In addition to making numerous influential contributions to microeconomics, Stiglitz has played a number of policy roles. He served in the Clinton administration as the chair of the President's Council of Economic Advisors (1995 -- 1997). At the World Bank, he served as senior vice-president and chief economist (1997 -- 2000), in the time when unprecedented protest against international economic organizations started, most prominently with the Seattle WTO meeting of 1999. He was fired by the World Bank for expressing dissent with its policies.[20] He was a lead author for the Intergovernmental Panel on Climate Change, which received the Nobel Peace Prize in 2007.
He is a member of Collegium International, an organization of leaders with political, scientific, and ethical expertise whose goal is to provide new approaches in overcoming the obstacles in the way of a peaceful, socially just and an economically sustainable world. He is also a member of the scientific committee of the Fundacion IDEAS, a Spanish think tank.[21]
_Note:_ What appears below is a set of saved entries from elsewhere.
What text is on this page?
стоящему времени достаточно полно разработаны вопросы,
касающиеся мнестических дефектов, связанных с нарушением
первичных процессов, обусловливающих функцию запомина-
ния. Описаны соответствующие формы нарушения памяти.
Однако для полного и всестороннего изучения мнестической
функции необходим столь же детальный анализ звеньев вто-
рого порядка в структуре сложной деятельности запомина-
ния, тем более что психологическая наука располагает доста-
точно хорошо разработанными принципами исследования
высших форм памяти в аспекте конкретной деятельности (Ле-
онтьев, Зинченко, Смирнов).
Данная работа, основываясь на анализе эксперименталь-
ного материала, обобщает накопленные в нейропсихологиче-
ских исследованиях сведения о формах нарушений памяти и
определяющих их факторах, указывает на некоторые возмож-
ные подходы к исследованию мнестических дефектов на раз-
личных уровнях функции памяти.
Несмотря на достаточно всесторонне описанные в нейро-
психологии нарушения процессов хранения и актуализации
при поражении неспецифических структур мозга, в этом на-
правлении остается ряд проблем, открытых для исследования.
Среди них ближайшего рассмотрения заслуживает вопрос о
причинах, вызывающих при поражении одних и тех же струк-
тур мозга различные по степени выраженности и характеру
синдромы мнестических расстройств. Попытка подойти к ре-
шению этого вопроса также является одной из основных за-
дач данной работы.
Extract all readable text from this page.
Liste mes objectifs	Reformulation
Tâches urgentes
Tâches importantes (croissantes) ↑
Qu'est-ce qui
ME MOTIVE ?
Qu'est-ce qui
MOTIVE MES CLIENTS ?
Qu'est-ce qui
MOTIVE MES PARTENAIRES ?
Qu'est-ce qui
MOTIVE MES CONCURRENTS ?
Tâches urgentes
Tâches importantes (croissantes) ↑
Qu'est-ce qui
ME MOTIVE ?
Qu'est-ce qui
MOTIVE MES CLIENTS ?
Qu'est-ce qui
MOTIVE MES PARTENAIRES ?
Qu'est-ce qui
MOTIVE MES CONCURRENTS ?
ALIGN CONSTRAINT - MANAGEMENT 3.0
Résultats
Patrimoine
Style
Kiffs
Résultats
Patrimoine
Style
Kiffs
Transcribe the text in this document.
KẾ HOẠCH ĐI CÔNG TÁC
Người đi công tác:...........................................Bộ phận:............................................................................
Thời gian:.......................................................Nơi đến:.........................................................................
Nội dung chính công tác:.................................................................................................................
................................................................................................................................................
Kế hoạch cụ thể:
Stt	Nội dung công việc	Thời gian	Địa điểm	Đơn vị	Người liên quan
Stiglitz has advised American president Barack Obama, but has also been sharply critical of the Obama Administration's financial-industry rescue plan.[22] Stiglitz said that whoever designed the Obama administration's bank rescue plan is "either in the pocket of the banks or they're incompetent."[23]
In October 2008 he was asked by the President of the United Nations General Assembly to chair a commission drafting a report on the reasons for and solutions to the financial crisis.[24] In response, the commission produced the Stiglitz Report.
On July 25, 2011, Stiglitz participated in the "I Foro Social del 15M" organized in Madrid (Spain) expressing his support to the 2011 Spanish protests.[25]
In 2011, he was named by Foreign Policy magazine on its list of top global thinkers.[26]
Stiglitz is the president of the International Economic Association from 2011--2014.[27]
In February 2012 he was awarded the Legion of Honor, in the rank of Officer, by the French ambassador in the United States François Delattre.